Priming the Pump:
How TRS-80 Enthusiasts Helped Spark
the PC Revolution


  -- From Chapter One:
The First Complete Microcomputer: TRS-80

     

After the team from Tandy left the Warwick Hotel in New York, where they had given the world the TRS-80, they went to Boston to exhibit at a computer show. The Tandy group, which included Don French, set up their computer on a table without any fanfare at all and showed it to the people who drifted by looking at the wares of various small-time vendors, mostly selling expensive kit computers. French recalls being there alone and finding his booth “swamped” with people wanting to see the TRS-80. He said the press really picked up on the new machine at the show and there were a number of interviews and articles that followed.

Among those who stopped by the Tandy table that day were Dick and Jill Miller, who were seeking a computer for a volunteer organization which Dick headed. They were trying to get a government grant and had quoted a price of $5600 in the grant request to buy a computer. However, they had begun to feel they couldn’t get anything for that price that they could be sure would be reliable. Apple had just introduced their first model, but, as Miller tells it, “They weren’t a real company yet …all these things were being made in garages; what’s more they’re not being made, they’re being kitted — you have to put them together.” They had also learned that smaller disk drives were now available for microcomputers. Jill, a professional programmer, knew about disk drives, but the ones she used in her work were huge.
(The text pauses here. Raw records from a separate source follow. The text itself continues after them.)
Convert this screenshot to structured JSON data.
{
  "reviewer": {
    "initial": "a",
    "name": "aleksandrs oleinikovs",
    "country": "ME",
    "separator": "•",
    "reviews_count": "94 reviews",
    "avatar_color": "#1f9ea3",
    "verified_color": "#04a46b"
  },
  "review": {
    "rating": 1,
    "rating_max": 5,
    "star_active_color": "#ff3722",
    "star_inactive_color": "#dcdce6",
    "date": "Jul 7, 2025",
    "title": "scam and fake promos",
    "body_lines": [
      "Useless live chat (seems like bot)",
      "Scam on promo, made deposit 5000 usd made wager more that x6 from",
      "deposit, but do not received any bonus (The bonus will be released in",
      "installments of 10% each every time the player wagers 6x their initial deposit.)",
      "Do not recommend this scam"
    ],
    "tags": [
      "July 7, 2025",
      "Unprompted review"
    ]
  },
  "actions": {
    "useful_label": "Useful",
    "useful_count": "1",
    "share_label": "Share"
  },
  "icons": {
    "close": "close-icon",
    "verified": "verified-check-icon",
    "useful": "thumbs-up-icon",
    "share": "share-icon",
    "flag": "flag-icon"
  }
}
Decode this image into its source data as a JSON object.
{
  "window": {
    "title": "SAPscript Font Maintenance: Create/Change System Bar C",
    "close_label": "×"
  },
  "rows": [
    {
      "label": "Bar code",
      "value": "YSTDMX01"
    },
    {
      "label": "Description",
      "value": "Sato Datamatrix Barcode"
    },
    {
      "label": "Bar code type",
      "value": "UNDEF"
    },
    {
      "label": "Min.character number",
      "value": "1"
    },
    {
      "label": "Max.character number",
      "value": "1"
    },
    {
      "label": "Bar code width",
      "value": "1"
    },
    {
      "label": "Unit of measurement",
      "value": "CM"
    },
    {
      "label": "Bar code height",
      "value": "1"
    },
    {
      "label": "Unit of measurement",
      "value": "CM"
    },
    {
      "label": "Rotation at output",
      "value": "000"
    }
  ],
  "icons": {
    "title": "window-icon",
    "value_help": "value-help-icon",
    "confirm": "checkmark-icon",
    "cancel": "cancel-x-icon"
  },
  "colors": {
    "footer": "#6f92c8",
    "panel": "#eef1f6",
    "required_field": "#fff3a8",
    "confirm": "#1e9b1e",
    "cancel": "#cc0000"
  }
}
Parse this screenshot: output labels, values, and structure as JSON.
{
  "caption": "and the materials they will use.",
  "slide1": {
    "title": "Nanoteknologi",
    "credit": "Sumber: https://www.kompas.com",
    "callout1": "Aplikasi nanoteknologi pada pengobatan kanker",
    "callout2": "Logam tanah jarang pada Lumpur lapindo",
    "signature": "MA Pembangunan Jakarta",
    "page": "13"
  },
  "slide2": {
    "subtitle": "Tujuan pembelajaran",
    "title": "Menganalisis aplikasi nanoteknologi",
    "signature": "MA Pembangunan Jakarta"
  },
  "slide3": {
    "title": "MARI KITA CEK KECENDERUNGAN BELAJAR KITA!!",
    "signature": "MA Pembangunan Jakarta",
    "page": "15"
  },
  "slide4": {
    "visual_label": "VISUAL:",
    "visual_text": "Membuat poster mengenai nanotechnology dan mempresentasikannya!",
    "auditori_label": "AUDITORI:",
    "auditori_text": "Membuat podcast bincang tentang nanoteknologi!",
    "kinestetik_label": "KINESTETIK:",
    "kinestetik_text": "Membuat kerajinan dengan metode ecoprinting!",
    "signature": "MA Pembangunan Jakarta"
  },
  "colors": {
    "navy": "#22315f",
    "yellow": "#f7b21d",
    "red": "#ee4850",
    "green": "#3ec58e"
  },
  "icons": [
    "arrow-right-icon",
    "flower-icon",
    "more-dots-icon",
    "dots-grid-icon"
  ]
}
Both knew having a disk drive would give them real capability and they were looking around the show for a reliable micro to which they could attach a disk drive.

Dick’s initial reaction to the seeing the TRS-80 sitting on a table at the computer show was: “I couldn’t believe it!” He says it was half the price of anything else, it was already put together, and it was offered by a respectable large company. It didn’t have a disk drive, although the Tandy guys had set up an empty hexagonal-shaped box that was supposed to look like a disk drive. They were telling onlookers that they would have a real disk drive available for their TRS-80 in the near future. Both Millers thought it looked like a great buy, but wondered if there was a catch. Dick came back the next day with a friend who knew about computers and both of them ended up ordering a TRS-80.

Don French left the Boston show for a trip to Japan and when he got back he found the Tandy switchboard paralyzed with phone calls. More than 15,000 calls had come in from people who wanted to buy a TRS-80. The company had produced only enough to have a few to show, not expecting to sell very many, and these were all hand-made by seven employees. Despite the deluge of orders, the bosses still didn’t believe the revolution was happening, and they dragged their feet gearing up to meet production.